A última ocorrência foi na manhã de quarta-feira (7), após fortes chuvas nos dias anteriores. Imagens mostram que a cratera ocupa toda a extensão da rua, impedindo o trânsito e o acesso das casas pela via, no bairro Jardim Colonial.
Relembre os casos:
- 2009: Após uma forte chuva, a rua cedeu e formou um buraco que comprometeu o asfalto.
- 2012: Novo afundamento no mesmo ponto. Vizinhos apontaram problemas de drenagem.
- 2016: Nova obra de contenção foi feita após mais um buraco surgir na via.
- 2019: A rua voltou a ceder, gerando transtornos aos moradores.
- 2022: Após outro episódio de chuva intensa, o asfalto rachou e a via foi interditada.

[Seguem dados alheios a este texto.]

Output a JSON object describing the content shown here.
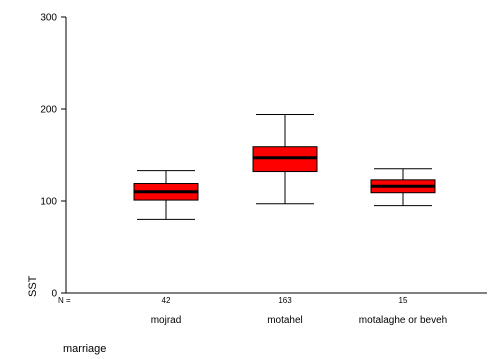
{
  "chart_data": {
    "type": "boxplot",
    "ylabel": "SST",
    "xlabel": "marriage",
    "ylim": [
      0,
      300
    ],
    "yticks": [
      0,
      100,
      200,
      300
    ],
    "n_prefix": "N =",
    "box_color": "#ff0000",
    "categories": [
      {
        "label": "mojrad",
        "n": "42",
        "min": 80,
        "q1": 101,
        "median": 110,
        "q3": 119,
        "max": 133
      },
      {
        "label": "motahel",
        "n": "163",
        "min": 97,
        "q1": 132,
        "median": 147,
        "q3": 159,
        "max": 194
      },
      {
        "label": "motalaghe or beveh",
        "n": "15",
        "min": 95,
        "q1": 109,
        "median": 116,
        "q3": 123,
        "max": 135
      }
    ]
  }
}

- 2024: Cratera se abriu completamente, engolindo parte da rua. O trânsito está bloqueado.
Os moradores afirmam que não se sentem seguros com a situação e reivindicam uma solução definitiva. Eles relatam apreensão sempre que chove forte.
O que diz a Prefeitura
A Prefeitura de São José dos Campos informou que enviou equipes da Defesa Civil, Infraestrutura e da concessionária Águas de São José ao local na quarta-feira. Segundo o órgão, uma galeria de águas pluviais rompeu e parte do solo afundou.
A área segue interditada e a Defesa Civil avalia os riscos na região. Ainda não há previsão para liberação da via.
Moradores reclamam de abandono
Além dos prejuízos com os buracos e as interdições, os moradores relatam dificuldades para sair ou acessar suas casas. Em alguns trechos da rua, apenas a pé é possível passar pela área.
“Não é a primeira vez que isso acontece. A gente já não aguenta mais. Toda vez que chove, ficamos com medo”, diz a moradora Maria Carolina Santos.
A população cobra mais investimento do poder público e diz que parte das soluções feitas anteriormente foram apenas paliativas.